At their historic first meeting in 1972, Mao TseTung chose Lung Ching Dragonwell to serve to Richard Nixon. More importantly for our story though, the tea was brewed in water from the LongJing Spring at West Lake – where the tea originated from. The spring water is said to be clear, light and sweet adding delightful flavours to an already delightful tea. Was this overkill – or is water important to your tea brewing process?
Well, water is what your tea is steeped in – so the importance of the quality of the water you use is almost as significant as the quality of the tea that you use to steep into that water. The truth is that the same tea leaves, steeped in the exact same way will taste differently in different parts of the world. Clarity, colour and taste are the most important characterisitcs to any tea – and the clarity can be adversely affected by the mineral content in your water.

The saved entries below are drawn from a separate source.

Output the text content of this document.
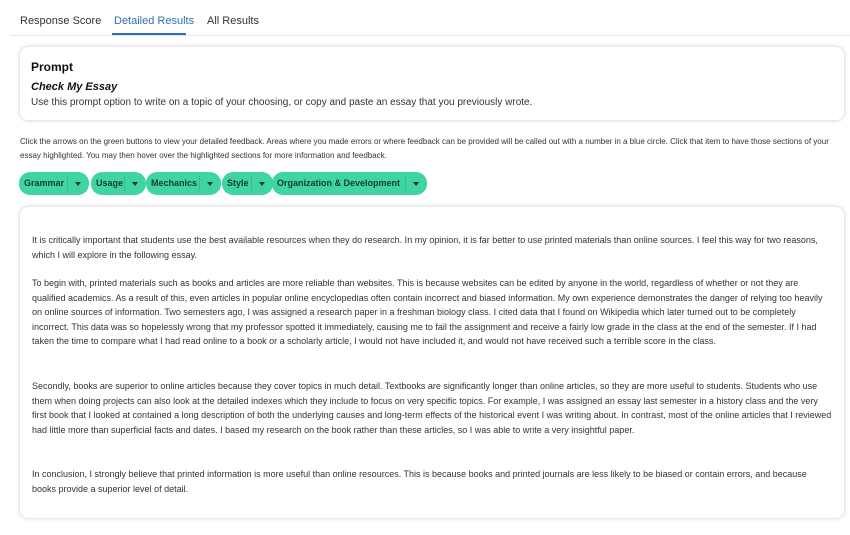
Response Score Detailed Results All Results
Prompt
Check My Essay
Use this prompt option to write on a topic of your choosing, or copy and paste an essay that you previously wrote.
Click the arrows on the green buttons to view your detailed feedback. Areas where you made errors or where feedback can be provided will be called out with a number in a blue circle. Click that item to have those sections of your essay highlighted. You may then hover over the highlighted sections for more information and feedback.
Grammar	Usage	Mechanics	Style	Organization & Development

It is critically important that students use the best available resources when they do research. In my opinion, it is far better to use printed materials than online sources. I feel this way for two reasons, which I will explore in the following essay.

To begin with, printed materials such as books and articles are more reliable than websites. This is because websites can be edited by anyone in the world, regardless of whether or not they are qualified academics. As a result of this, even articles in popular online encyclopedias often contain incorrect and biased information. My own experience demonstrates the danger of relying too heavily on online sources of information. Two semesters ago, I was assigned a research paper in a freshman biology class. I cited data that I found on Wikipedia which later turned out to be completely incorrect. This data was so hopelessly wrong that my professor spotted it immediately, causing me to fail the assignment and receive a fairly low grade in the class at the end of the semester. If I had taken the time to compare what I had read online to a book or a scholarly article, I would not have included it, and would not have received such a terrible score in the class.

Secondly, books are superior to online articles because they cover topics in much detail. Textbooks are significantly longer than online articles, so they are more useful to students. Students who use them when doing projects can also look at the detailed indexes which they include to focus on very specific topics. For example, I was assigned an essay last semester in a history class and the very first book that I looked at contained a long description of both the underlying causes and long-term effects of the historical event I was writing about. In contrast, most of the online articles that I reviewed had little more than superficial facts and dates. I based my research on the book rather than these articles, so I was able to write a very insightful paper.

In conclusion, I strongly believe that printed information is more useful than online resources. This is because books and printed journals are less likely to be biased or contain errors, and because books provide a superior level of detail.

The following are the primary problems with water that can affect the quality of your tea:
1. water hardness – is caused by a high mineral content – calcium and magnesium
2. chemical taste/odor – caused by chlorination of water and the presence of hydrogen sulfide
3. particulate matter/scale and lime accumulation –
That means…smell your water – if it smells like chemicals, don’t use it. If the water in your area is high in minerals – then try a filtration system, either a built in one or a simple Brita filter. Alternatively, you can use bottled water.
The fundamental message…care as much about the water you use for your tea, as the tea you are using – it is afterall 99.9% of what you’re drinking.